Code is covered without prior authorization (high confidence)
Medicare Pricing
Work RVU
32.13
Facility
$1563.83
Non-Facility
$1563.83
Documentation Required
No documentation requirements specified in this document.
No documentation requirements (medical records, test results, or specific clinical documentation) are specified in the provided text.
In order to determine medical necessity consistently, Humana and subsidiaries may consider the criteria contained in the following: (text indicates additional criteria/documentation will be used but the criteria are not included in this excerpt).

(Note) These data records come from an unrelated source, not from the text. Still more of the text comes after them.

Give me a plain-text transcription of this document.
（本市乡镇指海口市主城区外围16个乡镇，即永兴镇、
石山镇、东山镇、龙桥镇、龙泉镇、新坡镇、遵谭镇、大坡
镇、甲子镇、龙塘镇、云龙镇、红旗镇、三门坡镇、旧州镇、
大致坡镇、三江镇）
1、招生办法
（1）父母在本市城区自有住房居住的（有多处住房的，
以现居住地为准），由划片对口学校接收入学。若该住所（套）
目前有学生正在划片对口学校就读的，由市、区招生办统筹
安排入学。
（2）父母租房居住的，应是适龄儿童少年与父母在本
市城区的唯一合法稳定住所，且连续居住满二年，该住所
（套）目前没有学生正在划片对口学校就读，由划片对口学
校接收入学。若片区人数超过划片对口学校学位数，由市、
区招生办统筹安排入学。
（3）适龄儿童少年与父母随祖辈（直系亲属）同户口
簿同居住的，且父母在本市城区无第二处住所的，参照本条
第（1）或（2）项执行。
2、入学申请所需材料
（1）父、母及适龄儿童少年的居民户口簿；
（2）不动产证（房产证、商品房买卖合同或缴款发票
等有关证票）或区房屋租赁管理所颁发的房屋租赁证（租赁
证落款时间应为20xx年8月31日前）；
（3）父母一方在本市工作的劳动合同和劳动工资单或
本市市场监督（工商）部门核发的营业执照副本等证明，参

Prostatectomy will be considered medically reasonable and necessary when the following requirements are met: (implies documentation must show requirements are met; specific documentation items are not listed in this excerpt).
Open prostatectomy is a surgical procedure where the surgeon removes the prostate through an incision in the lower abdomen or, less commonly, through a perineal incision.
Humana and subsidiaries follow the Medicare requirements that only allow coverage and payment for services that are reasonable and necessary for the diagnosis and treatment of illness or injury or to improve the functioning of a malformed body member except as specifically allowed by Medicare.
Localized prostate cancer (confined to the prostate gland).
Prostatectomy involving removal of the prostate gland, with or without nerve sparing and surrounding tissues (usually includes the seminal vesicles and some nearby lymph nodes).
Laparoscopic prostatectomy as a surgical technique to remove the prostate gland (described as making several small incisions in the lower abdomen and inserting special tools to remove the prostate).
Ask Verity about documentation requirements, denial risks, or coverage in your state.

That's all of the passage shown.